Pour rencontrer ces principes, la réforme du mécanisme des CV était une nécessité. Et les mesures prévues vont a priori dans le bon sens. Elles devraient en effet permettre de réduire à l’avenir le niveau de rentabilité des installations photovoltaïques, en basant à présent le mécanisme de soutien sur un niveau de rendement recherché et non plus sur une aide en valeur absolue. Par rapport aux installations en place à ce jour, il est clair qu’il aurait été préférable de revoir le système en profondeur bien plus tôt, ce qui aurait évité la création d’une dette d’une telle ampleur. En l’état actuel de la situation, revoir les avantages excessifs accordés jusqu’ici aux propriétaires de panneaux apparaît comme une mesure essentielle en vue d’une plus juste répartition des coûts liés au soutien à cette filière.
Si les mesures envisagées semblent aller dans le bon sens, il conviendra cependant de rester attentif aux modalités concrètes de leur application, car ces modalités seront déterminantes dans le caractère plus ou moins ambitieux de la réforme.

 La mise en place d’une tarification progressive et solidaire de l’électricité est une revendication portée par le MOC depuis plusieurs années. Elle doit mettre fin à la situation actuelle où les tarifs sont dégressifs : aujourd’hui, plus on consomme d’électricité, moins on paie cher son kWh ! Cette situation est injuste socialement, car les petits consommateurs, qui paient donc plus cher l’unité d’électricité consommée, sont aussi les ménages qui disposent de petits revenus. Cette situation est également un non-sens environnemental puisqu’elle n’incite pas à réduire sa consommation.

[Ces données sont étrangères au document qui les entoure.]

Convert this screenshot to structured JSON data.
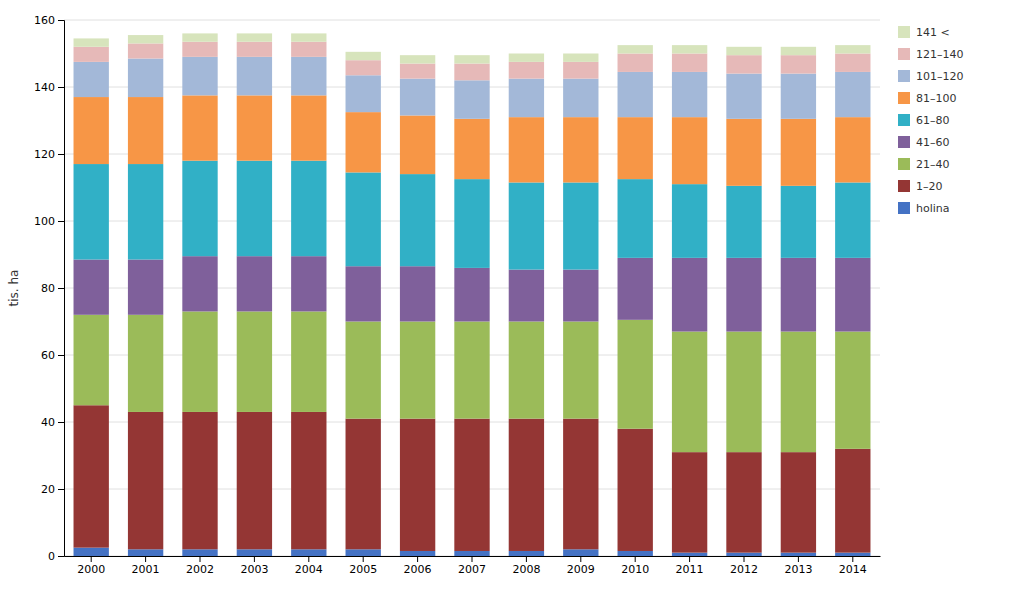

Pour ces raisons, le MOC estime qu’il est urgent de mettre en place une tarification progressive de l’électricité et se réjouit de l’accord de principe intervenu en gouvernement wallon le 28 mars dernier. La proposition sur la table constitue une réelle avancée : elle permet d’offrir aux ménages wallons un paquet de KWh correspondant à leurs besoins de base et elle prévoit des dispositions spécifiques pour éviter les effets pervers : protection des ménages qui se chauffent à l’électricité et de ceux qui ne disposent pas d’un compteur individuel ; octroi de l’allocation aux détenteurs de panneaux photovoltaïques uniquement s’ils disposent d’un compteur mesurant la consommation réelle.


1. En témoignent les longs débats parlementaires à ce propos au moment où ces lignes sont écrites (16 avril 2013).
2. Commission wallonne pour l’énergie, régulateur wallon des marchés du gaz et de l’électricité.
3. C’est le poste « contribution à l’énergie verte » sur la facture du consommateur.
4. Le KWc (Kilowatt-crête) est une unité de mesure représentant la puissance maximale d’un dispositif. Pour bénéficier du soutien à la filière phovoltaïque (« Solwatt »), les installations ne peuvent dépasser une puissance de 10KWc. À titre d’exemple, une installation de 5KWc correspond à une production annuelle d’environ 4.250 kWh, soit davantage que la consommation moyenne d’un ménage belge établie à 3.500KWh.
5. « L’évolution du marché des certificats verts », Rapport annuel spécifique 2011, CWAPE, 03 août 2012.
6. Entreprises qui se lancent, dans le cadre d’un accord conclu avec la Région wallonne sur base volontaire, dans des démarches de réduction de leurs émissions de gaz à effet de serre ou d’amélioration de l’efficacité énergétique.
7. La Libre Belgique du 16 février 2013.